さて、去る3月27日、長野県北部を走る長野電鉄にて2000系A編成のさよなら運転が行われました。当初、この日は、事前応募の団体列車による運転が予定されておりましたが、地震の影響により、急遽、夏に引退予定のD編成と共に、27日の全特急列車を2000系で運転するというものに変更となりました。
長野電鉄2000系は、長野県北部への観光客・スキー客輸送を目的とし、1957年に、まず、A・Bの2編成が導入されました。名鉄5000系を参考にしたセミ・モノコック構造の車体や、WNカルダン駆動など、当時としては最新の技術を用い、大手私鉄の車両にも負けない優秀車として誕生した2000系は、その後、1959年にC編成が、1964年にはD編成が登場し、全4編成が出そろいました。このD編成は当初、名鉄7000系パノラマカーの影響で展望車とする予定でしたが、時期尚早とされ、同様の車体で製造されましたが、スカート装備・空気バネ台車等、相違点もあります。
こうして登場した2000系は、特急列車を主とした第一線で運用されました。1981年の長野線長野‐善光寺下間の地下化の際は難燃化改造等を施し、1989~1990年にかけて、冷房化・窓枠の交換等が行われました。車体塗装も、マルーン色、りんご色、赤とクリームの塗装と3回変更されました。同期の他社の車両が次々と引退していく中で、2000系は走り続けました。
しかし、登場から48年が経過した2005年、8500系の導入により、まずB編成が引退、廃車となってしまいました。
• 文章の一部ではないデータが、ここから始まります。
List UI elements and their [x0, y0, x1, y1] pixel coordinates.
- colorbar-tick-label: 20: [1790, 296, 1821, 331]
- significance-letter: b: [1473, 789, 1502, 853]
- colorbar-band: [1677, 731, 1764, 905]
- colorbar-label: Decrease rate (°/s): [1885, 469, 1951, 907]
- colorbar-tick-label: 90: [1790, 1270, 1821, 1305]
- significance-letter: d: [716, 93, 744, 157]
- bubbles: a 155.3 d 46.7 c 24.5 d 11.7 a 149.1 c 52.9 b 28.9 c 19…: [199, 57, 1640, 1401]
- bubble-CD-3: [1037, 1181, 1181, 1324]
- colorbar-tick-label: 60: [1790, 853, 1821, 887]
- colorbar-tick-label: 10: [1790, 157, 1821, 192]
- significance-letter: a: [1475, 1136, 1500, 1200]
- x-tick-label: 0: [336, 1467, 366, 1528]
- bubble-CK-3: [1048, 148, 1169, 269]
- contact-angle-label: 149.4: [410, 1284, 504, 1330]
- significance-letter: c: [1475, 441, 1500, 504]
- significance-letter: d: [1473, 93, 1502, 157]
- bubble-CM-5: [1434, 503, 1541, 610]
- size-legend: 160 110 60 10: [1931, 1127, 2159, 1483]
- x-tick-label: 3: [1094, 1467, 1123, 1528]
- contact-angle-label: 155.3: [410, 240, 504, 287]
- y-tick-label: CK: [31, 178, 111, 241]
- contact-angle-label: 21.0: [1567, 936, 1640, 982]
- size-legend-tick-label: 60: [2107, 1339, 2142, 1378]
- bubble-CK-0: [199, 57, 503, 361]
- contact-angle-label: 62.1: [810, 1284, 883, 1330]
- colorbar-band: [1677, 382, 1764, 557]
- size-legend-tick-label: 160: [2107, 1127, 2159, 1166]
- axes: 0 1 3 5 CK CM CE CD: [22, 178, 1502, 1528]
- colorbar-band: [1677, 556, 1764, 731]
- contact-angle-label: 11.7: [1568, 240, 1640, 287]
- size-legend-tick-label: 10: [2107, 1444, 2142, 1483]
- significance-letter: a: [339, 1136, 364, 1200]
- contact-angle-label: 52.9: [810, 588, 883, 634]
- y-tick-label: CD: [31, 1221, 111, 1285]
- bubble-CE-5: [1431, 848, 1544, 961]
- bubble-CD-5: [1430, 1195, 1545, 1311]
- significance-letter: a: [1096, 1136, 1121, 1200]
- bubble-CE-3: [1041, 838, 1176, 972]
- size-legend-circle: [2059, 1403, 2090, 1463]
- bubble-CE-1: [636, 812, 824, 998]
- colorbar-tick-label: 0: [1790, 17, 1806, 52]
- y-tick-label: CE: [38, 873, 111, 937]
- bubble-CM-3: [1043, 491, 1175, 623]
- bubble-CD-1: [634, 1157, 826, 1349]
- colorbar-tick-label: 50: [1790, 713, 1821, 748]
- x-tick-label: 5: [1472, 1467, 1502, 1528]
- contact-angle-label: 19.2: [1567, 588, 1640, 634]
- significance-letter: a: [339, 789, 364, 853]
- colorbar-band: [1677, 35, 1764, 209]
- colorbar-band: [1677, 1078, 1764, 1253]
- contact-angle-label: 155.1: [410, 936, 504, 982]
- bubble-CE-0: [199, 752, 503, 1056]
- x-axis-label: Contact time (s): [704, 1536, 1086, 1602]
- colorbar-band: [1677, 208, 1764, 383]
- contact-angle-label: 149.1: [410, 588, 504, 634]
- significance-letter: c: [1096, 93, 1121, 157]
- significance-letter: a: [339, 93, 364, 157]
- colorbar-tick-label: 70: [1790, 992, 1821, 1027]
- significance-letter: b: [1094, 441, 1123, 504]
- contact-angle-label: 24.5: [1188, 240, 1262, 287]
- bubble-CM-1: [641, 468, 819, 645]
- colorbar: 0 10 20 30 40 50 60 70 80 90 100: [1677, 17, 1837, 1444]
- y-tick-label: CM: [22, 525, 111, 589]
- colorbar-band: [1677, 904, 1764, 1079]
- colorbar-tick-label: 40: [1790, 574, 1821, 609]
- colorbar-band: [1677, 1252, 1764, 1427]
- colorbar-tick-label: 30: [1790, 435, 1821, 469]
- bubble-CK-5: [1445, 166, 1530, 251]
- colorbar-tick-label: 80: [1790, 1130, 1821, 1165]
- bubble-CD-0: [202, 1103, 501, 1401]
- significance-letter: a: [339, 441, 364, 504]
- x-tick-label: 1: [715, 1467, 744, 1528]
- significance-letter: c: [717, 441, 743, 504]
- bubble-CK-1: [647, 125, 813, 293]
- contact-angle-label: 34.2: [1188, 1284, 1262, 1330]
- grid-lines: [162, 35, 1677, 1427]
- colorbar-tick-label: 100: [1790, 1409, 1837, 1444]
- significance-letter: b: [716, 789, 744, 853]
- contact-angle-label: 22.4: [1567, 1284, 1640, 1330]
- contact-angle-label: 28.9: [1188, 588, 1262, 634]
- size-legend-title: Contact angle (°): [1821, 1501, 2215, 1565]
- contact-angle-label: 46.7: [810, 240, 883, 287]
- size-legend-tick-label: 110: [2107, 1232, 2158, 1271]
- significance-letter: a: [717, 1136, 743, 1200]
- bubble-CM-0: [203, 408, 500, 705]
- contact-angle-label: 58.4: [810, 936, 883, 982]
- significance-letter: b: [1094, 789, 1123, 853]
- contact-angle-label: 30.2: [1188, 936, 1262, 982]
そして、2006年の1000系の導入により、C編成が引退し、同時に、主力車両の座も明け渡しました。それ以来、B特急として走っていた2000系でしたが、2011年2月の2100系の導入により、2月11日にA編成が、そして25日にはD編成が定期運用から引退しました。そして、去る3月27日にA編成が完全引退となりました。なお、D編成は夏頃の引退を予定しております。
私にとって、2000系は小さい頃から見慣れた車両でした。2000系を見て育ったと言ってもいいでしょう。それが引退すると知った時、そろそろだろうなとは思っていましたが、さすがに寂しさは拭えませんでした。しかし、54・47年もの長きに渡って活躍できたのは2000系も幸せだったと思います。
最後に、2000系、ありがとう。